# Confusion over voltage & current waveforms of a capacitor in a buck converter

#### ANewYorker

Joined Feb 12, 2024
7
I am learning about the reasons behind the shapes of the capacitor's current and voltage waveforms.

What confuses me about the capacitor's current waveform is how capacitor knows when to start discharging to help maintain a constant output current. In comparison, inductor's current waveform in much easier to understand; it simply charges when the switching is on and discharges when the switch is off.

What confuses me about the capacitor's voltage waveform is that it seems to have no correlation with its current waveform. With inductor, I know v=L(di/dt), so voltage is the slope of the current waveforms.

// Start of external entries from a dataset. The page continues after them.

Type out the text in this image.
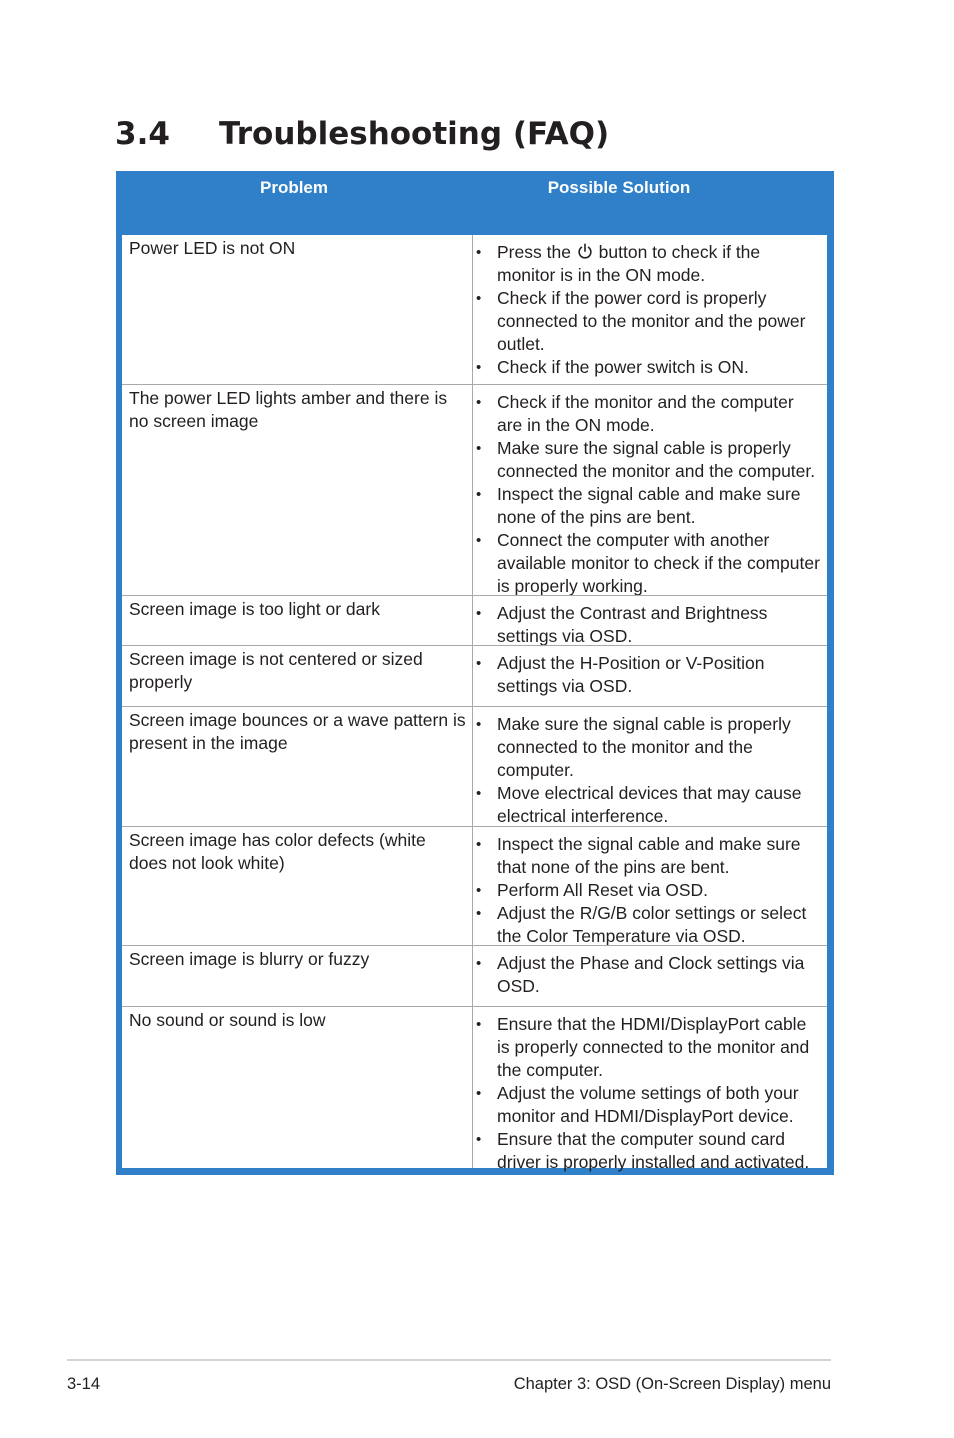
3.4 Troubleshooting (FAQ)
Problem	Possible Solution
Power LED is not ON	• Press the  button to check if the monitor is in the ON mode.
• Check if the power cord is properly connected to the monitor and the power outlet.
• Check if the power switch is ON.
The power LED lights amber and there is no screen image
• Check if the monitor and the computer are in the ON mode.
• Make sure the signal cable is properly connected the monitor and the computer.
• Inspect the signal cable and make sure none of the pins are bent.
• Connect the computer with another available monitor to check if the computer is properly working.
Screen image is too light or dark	• Adjust the Contrast and Brightness settings via OSD.
Screen image is not centered or sized properly
• Adjust the H-Position or V-Position settings via OSD.
Screen image bounces or a wave pattern is present in the image
• Make sure the signal cable is properly connected to the monitor and the computer.
• Move electrical devices that may cause electrical interference.
Screen image has color defects (white does not look white)
• Inspect the signal cable and make sure that none of the pins are bent.
• Perform All Reset via OSD.
• Adjust the R/G/B color settings or select the Color Temperature via OSD.
Screen image is blurry or fuzzy	• Adjust the Phase and Clock settings via OSD.
No sound or sound is low	• Ensure that the HDMI/DisplayPort cable is properly connected to the monitor and the computer.
• Adjust the volume settings of both your monitor and HDMI/DisplayPort device.
• Ensure that the computer sound card driver is properly installed and activated.
3-14	Chapter 3: OSD (On-Screen Display) menu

But with capacitor, when I zoom in, current does seems to be the slope of the voltage waveform like i=C(dv/dt) suggests.

#### ericgibbs

Joined Jan 29, 2010
18,997
Hi,
Please post the LTSpice asc circuit file.
E

#### ericgibbs

Joined Jan 29, 2010
18,997
Hi ANY,
Study this video of the Buck converter by Ben-Yaakov.

E

#### Ian0

Joined Aug 7, 2020
10,035
I am learning about the reasons behind the shapes of the capacitor's current and voltage waveforms.

What confuses me about the capacitor's current waveform is how capacitor knows when to start discharging to help maintain a constant output current.
There‘s nothing confusing about it, when you look at it from the right viewpoint.
The current in the load will be the voltage on the capacitor divided by the load resistance - simply Ohm’s law.
If that current is greater than the current being supplied by the inductor, the rest will come from the capacitor.

if (inductor current > load current) then (inductor current -load current) flows into the capacitor and the capacitor voltage increases.
if (load current > inductor current) then (load current-inductor current) flows out of the capacitor and the capacitor voltage decreases.

#### ANewYorker

Joined Feb 12, 2024
7
There‘s nothing confusing about it, when you look at it from the right viewpoint.
The current in the load will be the voltage on the capacitor divided by the load resistance - simply Ohm’s law.
If that current is greater than the current being supplied by the inductor, the rest will come from the capacitor.

if (inductor current > load current) then (inductor current -load current) flows into the capacitor and the capacitor voltage increases.
if (load current > inductor current) then (load current-inductor current) flows out of the capacitor and the capacitor voltage decreases.
OK. That makes sense. How do you explain the relationship between the output voltage and capacitor current? Is it governed by i=C(dv/dt)?

#### Ian0

Joined Aug 7, 2020
10,035
OK. That makes sense. How do you explain the relationship between the output voltage and capacitor current? Is it governed by i=C(dv/dt)?
Precisely.
But maybe more intuitive to think of V=(∫Idt)/C.

#### MrAl

Joined Jun 17, 2014
11,566
OK. That makes sense. How do you explain the relationship between the output voltage and capacitor current? Is it governed by i=C(dv/dt)?
Hi,

You should not limit yourself to looking at the individual currents like i=C*dv/dt or v=L*di/dt, what you need to do is look at them both together as a system because that it what it really is.

For the buck, we have the system of ODE's as:
C*dv/dt=i-v/R
L*di/dt=E-v

where
'i' is the inductor current (not the cap current),
'v' is the capacitor voltage (not the inductor voltage),
R is the load resistor value, and
E is the input voltage assumed to be constant.

In the above, you can see that the cap current is not 'i' it is i-v/R, and you can see that
the inductor voltage is E-v with v the cap voltage.
So this is a system, not individual components acting independently of each other.
If you solve that system you will get the actual inductor current and capacitor voltage, and the capacitor voltage is the same as the output voltage in the simple case.

It gets a little more involved as we get into a circuit that is closer to reality. For example, we have capacitor and inductor ESR which would be added to those two equations before solving.